Pünktlich zum 60. Geburtstag am 7. Dezember 2009.
Autorenporträt
Der britische Journalist Barney Hoskyns arbeitete von Los Angeles aus für New Musical Express, Melody Maker, GQ, Harpers Bazaar, Spin und viele andere. Er war Redakteur beim renommierten Musikmagazin Mojo und schrieb Bücher über Country-Soul, The Band und Montgomery Clift.
Rezensionen

Süddeutsche Zeitung - Rezension
Süddeutsche Zeitung | Besprechung von 27.11.2009

Der Hobo trinkt nicht mehr
Straßenrand und Große Oper: Barney Hoskyns’ 700-Seiten-Biographie über Tom Waits
Wenn man den jungen Tom Waits, Youtube sei Dank, heute in seinen ersten Fernseh-Interviews sieht, dann besticht die schon früh ausgebildete Perfektion seiner Unangepasstheit.
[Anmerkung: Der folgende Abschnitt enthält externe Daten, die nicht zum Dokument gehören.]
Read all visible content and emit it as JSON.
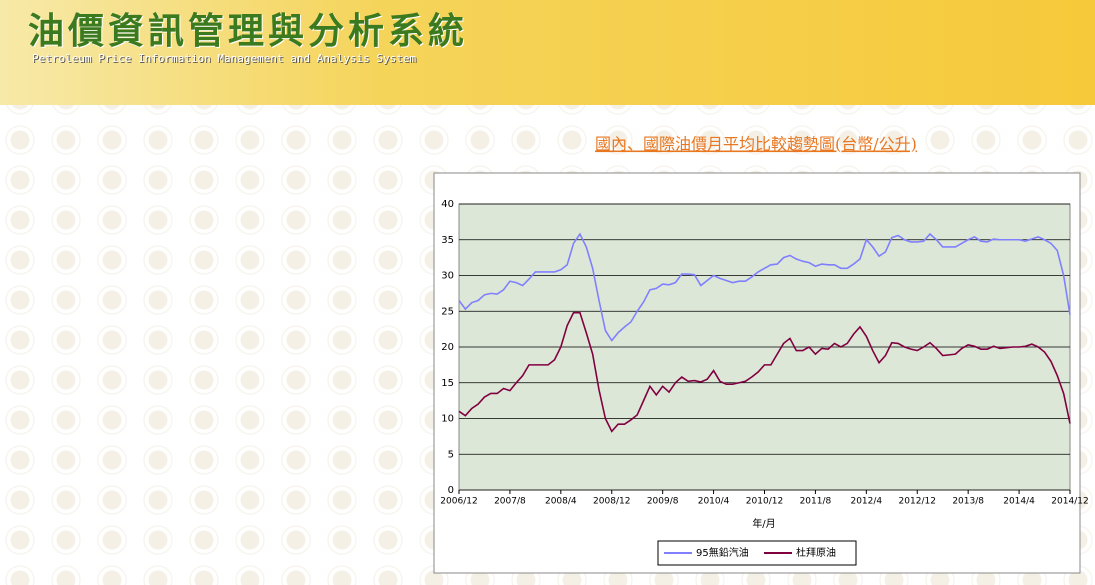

Waits ist Ende der siebziger Jahre bereits leidlich erfolgreich, und das nicht nur, weil er mit einer unverwechselbaren Stimme ausgestattet ist. Er ist es auch deswegen, weil er das Gegenteil des Hitparaden-Mainstreams verkörpert. Waits zelebriert seinen Nonkonformismus und kokettiert damit, ein kettenrauchender Boozer zu sein. Ein Pegeltrinker, der kühn von sich behauptet, kein Problem mit dem Alkohol zu haben, solange genug davon da ist. Entsprechend inszeniert er sich mit der umwölkten Nonchalance des Gewohnheitstrinkers: Die Syntax seiner Sätze folgt der Logik des Rausches, man notiert den nicht fokussierenden Blick, die rudernden Gesten und eine beschwipste Hemmungslosigkeit im Umgang mit seinen Interviewpartnern.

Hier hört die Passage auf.